If not, what worries should I have?

I disabled the following functions in my php.ini:

disable_functions = show_source, system, shell_exec, passthru, exec, popen, proc_open, symlink

And I do not want anyone to be able to turn those functions on again.
Bearing in mind that someone can compromise the entire system if they have access to these functions.

 

[cPanelMichael]

Hello,

This is discussed on the following thread:

disable ini_set, what are the risks?

You may also find this post helpful:

EA4 and securing PHP processes

Also, ensure you make modifications to the global php.ini files via:

"WHM Home » Software » MultiPHP INI Editor"

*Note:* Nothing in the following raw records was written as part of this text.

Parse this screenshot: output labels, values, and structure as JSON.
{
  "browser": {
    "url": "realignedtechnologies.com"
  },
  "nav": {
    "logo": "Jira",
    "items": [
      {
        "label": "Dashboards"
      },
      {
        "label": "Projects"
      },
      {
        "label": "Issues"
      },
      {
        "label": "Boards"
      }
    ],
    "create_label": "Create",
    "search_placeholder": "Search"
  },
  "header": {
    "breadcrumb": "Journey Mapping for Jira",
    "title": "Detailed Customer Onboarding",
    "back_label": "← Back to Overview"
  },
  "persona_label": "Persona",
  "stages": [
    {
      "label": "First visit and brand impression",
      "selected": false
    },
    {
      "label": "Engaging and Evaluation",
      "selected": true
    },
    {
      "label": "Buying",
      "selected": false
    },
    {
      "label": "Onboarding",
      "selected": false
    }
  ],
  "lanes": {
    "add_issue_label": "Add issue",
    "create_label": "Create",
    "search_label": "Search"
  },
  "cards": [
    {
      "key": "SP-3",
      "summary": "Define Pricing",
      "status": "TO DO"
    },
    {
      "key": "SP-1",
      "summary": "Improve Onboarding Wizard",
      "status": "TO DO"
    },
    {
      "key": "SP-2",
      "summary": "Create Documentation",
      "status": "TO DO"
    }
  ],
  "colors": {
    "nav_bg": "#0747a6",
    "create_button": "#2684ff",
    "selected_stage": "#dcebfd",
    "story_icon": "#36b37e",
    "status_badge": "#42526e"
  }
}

This will ensure the settings are saved to the correct locations.

Thank you.

 

[Rodrigo Gomes]

Hello @cPanelMichael,

Sorry for the ignorance on this subject, it's because it makes me very confused.

I read what you sent me, and I had even read it before creating this post and even then I still have questions.

Using ruid2 + DSO I protect the PHP processes, which runs as the user. That way, is it safe to keep ini_set enabled?
If I set disable_functions in "MultiPHP INI Editor" is it impossible for someone to override/disable this rule?

Thank you!

 

[cPanelMichael]

Hello,

The use of DSO/Ruid2 isn't necessarily a protection against ini_set values configured by a user. Most of the discussion on this topic centers around performance issues (e.g. a script enables the use of more resources through a PHP setting). I recommend reviewing the following PHP document to get a better idea of what the ini_set function can do:

PHP: ini_set - Manual

Then, you can review the following documents to see which values are adjustable with ini_set:

PHP: List of php.ini directives - Manual
PHP: Where a configuration setting may be set - Manual

This is ultimately a system administration choice that's up to you. You may want to consult with a qualified system administrator or security expert to determine what would work best for your particular server.

Thank you.

 

[Rodrigo Gomes]

Hello Michael,

You helped me a lot, as always.

Even security experts need to learn somewhere, right?
I read a lot, did a lot of research and even then I was not able to be absolutely certain of my questions.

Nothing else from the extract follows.